What then is to be the future of the status of Civil Partnership created in 2004 (and covering the whole of the UK)? Most countries, upon enacting, same sex marriage abolished civil partnership schemes or barred new entrants to their schemes (like the Republic of Ireland). A few countries like the Netherlands, where civil partnership regimes are open to different sex couples as well, left couples with a choice of arrangements. Uniquely England, Wales and Scotland have (at present) left in place a situation in which same sex couples can choose between Civil Partnership and marriage but different sex couples only have the latter available to them.
This Blog has covered the story of the Steinfeld from the very beginning. The original hearing was in front of Mrs Justice Andrews and the arguments were examined by Professor Rob Wintemute in these pages. Ultimately, as reported by Adam Wagner, Mrs Justice Andrews ruled that the current law does not breach the human rights of opposite-sex couples who cannot obtain a Civil Partnership.

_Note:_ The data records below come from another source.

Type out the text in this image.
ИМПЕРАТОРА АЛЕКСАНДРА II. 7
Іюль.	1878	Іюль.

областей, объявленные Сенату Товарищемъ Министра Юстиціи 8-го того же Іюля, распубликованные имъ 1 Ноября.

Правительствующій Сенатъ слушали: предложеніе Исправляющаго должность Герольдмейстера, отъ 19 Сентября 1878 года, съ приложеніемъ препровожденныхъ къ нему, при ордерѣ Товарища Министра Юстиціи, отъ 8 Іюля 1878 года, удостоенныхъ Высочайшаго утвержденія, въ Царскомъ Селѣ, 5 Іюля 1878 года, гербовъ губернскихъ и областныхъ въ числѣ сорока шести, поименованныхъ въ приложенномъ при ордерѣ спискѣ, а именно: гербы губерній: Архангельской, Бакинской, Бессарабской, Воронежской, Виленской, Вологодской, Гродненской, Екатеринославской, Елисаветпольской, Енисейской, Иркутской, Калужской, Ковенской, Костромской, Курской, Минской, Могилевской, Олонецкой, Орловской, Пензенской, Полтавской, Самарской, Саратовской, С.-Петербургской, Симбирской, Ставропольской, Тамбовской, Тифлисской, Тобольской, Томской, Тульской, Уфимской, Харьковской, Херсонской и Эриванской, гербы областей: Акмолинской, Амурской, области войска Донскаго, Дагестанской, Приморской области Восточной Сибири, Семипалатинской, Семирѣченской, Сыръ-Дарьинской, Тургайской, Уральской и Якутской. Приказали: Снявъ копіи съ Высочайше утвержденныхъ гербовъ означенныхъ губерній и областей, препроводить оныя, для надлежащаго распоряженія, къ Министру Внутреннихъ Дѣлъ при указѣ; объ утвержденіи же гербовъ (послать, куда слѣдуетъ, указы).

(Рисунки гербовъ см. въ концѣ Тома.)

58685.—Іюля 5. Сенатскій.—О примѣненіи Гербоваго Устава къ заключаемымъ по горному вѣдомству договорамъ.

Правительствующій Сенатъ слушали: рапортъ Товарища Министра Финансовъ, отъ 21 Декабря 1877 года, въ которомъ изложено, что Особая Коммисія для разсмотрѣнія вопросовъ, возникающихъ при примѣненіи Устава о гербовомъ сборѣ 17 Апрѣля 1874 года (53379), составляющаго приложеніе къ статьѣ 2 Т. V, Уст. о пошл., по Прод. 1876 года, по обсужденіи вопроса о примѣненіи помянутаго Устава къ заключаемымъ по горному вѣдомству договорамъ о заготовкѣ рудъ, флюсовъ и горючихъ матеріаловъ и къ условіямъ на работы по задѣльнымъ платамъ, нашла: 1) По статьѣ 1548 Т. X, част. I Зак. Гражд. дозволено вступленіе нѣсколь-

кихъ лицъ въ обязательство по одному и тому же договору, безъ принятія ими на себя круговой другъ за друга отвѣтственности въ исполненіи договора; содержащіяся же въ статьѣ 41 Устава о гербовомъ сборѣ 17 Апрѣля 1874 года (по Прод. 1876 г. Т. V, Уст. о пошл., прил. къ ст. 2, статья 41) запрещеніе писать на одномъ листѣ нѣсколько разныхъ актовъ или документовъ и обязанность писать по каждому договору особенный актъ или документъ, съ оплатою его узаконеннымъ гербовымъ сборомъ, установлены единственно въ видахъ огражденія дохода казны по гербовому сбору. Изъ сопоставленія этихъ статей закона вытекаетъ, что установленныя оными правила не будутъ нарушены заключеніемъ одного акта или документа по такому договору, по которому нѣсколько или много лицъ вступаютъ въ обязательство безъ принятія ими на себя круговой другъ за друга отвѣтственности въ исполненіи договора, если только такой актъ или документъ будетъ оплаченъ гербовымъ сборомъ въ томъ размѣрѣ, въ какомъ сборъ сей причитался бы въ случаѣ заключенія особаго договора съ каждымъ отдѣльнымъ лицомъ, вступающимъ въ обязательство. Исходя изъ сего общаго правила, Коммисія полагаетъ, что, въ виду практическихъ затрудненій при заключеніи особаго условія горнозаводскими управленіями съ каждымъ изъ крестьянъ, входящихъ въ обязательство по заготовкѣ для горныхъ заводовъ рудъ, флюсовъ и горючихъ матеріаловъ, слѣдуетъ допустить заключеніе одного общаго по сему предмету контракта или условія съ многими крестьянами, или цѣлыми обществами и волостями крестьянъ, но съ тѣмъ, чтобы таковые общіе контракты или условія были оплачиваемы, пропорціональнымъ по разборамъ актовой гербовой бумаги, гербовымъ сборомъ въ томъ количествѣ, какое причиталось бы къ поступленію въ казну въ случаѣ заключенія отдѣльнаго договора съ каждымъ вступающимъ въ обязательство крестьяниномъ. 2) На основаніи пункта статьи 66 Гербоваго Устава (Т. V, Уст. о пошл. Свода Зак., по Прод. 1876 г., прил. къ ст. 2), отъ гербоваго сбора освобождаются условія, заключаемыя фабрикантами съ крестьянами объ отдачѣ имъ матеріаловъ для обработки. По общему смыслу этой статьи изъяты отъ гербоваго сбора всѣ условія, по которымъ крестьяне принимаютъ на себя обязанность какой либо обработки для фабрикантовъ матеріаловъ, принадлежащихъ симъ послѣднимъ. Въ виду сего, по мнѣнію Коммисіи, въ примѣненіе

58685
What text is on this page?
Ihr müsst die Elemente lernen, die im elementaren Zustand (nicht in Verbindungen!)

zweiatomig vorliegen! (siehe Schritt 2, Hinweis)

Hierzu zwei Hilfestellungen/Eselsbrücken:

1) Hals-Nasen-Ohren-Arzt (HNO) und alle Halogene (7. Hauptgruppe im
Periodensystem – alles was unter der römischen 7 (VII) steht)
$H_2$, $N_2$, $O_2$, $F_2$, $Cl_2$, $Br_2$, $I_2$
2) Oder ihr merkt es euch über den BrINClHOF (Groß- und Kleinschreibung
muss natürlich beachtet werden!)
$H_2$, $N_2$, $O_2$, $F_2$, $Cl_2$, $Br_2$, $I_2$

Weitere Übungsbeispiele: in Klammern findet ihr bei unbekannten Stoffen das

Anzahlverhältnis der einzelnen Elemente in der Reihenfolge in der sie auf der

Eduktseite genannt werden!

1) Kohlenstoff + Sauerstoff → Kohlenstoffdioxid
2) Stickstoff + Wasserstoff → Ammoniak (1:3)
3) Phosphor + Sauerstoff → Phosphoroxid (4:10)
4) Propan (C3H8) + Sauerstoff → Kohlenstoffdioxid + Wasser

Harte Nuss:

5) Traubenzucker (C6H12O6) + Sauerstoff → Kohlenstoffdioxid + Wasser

A challenge to this ruling failed in the Court of Appeal who considered that the bar constitutes a potential violation of the appellants’ human rights under article 14 ECHR (prohibition of discrimination) when read with article 8 (right to respect for private and family life.) However, the majority held that the prohibition formed part of the Secretary of State’s policy of “wait and evaluate.” In the context of a pending Private Members Bill on the issue, the Court refrained from making a declaration of incompatibility with the appellants’ rights under the ECHR.
Tim Loughton MP has made a series of attempts to change the law. The latest iteration of this effort is the Civil Partnerships, Marriages and Deaths (Registration Etc.) Bill (HC Bill 11). After discussion with the government, this calls for the preparation of a report assessing how the law ought to be changed to bring about equality between same-sex couples and other couples in terms of their future ability or otherwise to form civil partnerships. With the government preoccupied by the problems of bringing about Brexit, it is unclear how quickly this will be undertaken.
The Courts have been busy in the meantime also. In Smith v Lancashire Teaching Hospitals NHS Foundation Trust & Ors (Rev 2)  EWCA Civ 1916, as analysed in this blog, the Court of Appeal ruled that cohabiting couples should have a right to claim bereavement damages, putting them in a position analogous to spouses and civil partners. The European Court of Human Rights also handed down Judgment in Ratzenböck and Seydl v Austria in late 2017 – the implications of which for Steinfeld were analysed in a significant article on this site by Professor Helen Fenwick and Dr Andy Hayward. The arguments were also considered in depth by scholars from all over the world in a book edited by Dr Andy Hayward and Jens M. Scherpe, The Future of Registered Partnerships, family recognition beyond marriage? which contains a particularly powerful article by Professor Norrie from Strathclyde University setting out the potential problems of opening up civil partnership to different sex couples.
In the week before oral arguments are to begin in the Supreme Court, the Equalities Minster released a paper, The Future Operation of Civil Partnership: Gathering Further Information which argued that the Government needs to undertake research on four matters before arriving at a decision as to the future of civil partnerships:
- Trends in civil partnership and marriage amongst same-sex couples (it was able cite the fact that only 890 civil partnerships were registered in 2016 in England and Wales albeit this was an increase of 3.4% in civil partnership formation in 2016 compared to 2015;
- Survey to assess demand for civil partnership and marriage amongst opposite-sex couples in the UK;
- Research into the motivations of same-sex couples who choose civil partnership; and
- Review of what has happened in other countries.
This generated lurid headlines in The Sunday Times, Tories may scrap civil partnerships . This seems somewhat hyperbolic. In reality, the government is most likely to study whether there is any real demand for the opening up of civil partnerships to opposite sex couples or whether, in the alternative, civil partnerships should be closed to new entrants as was done in the Republic of Ireland after they enacted same sex marriage after their historic referendum.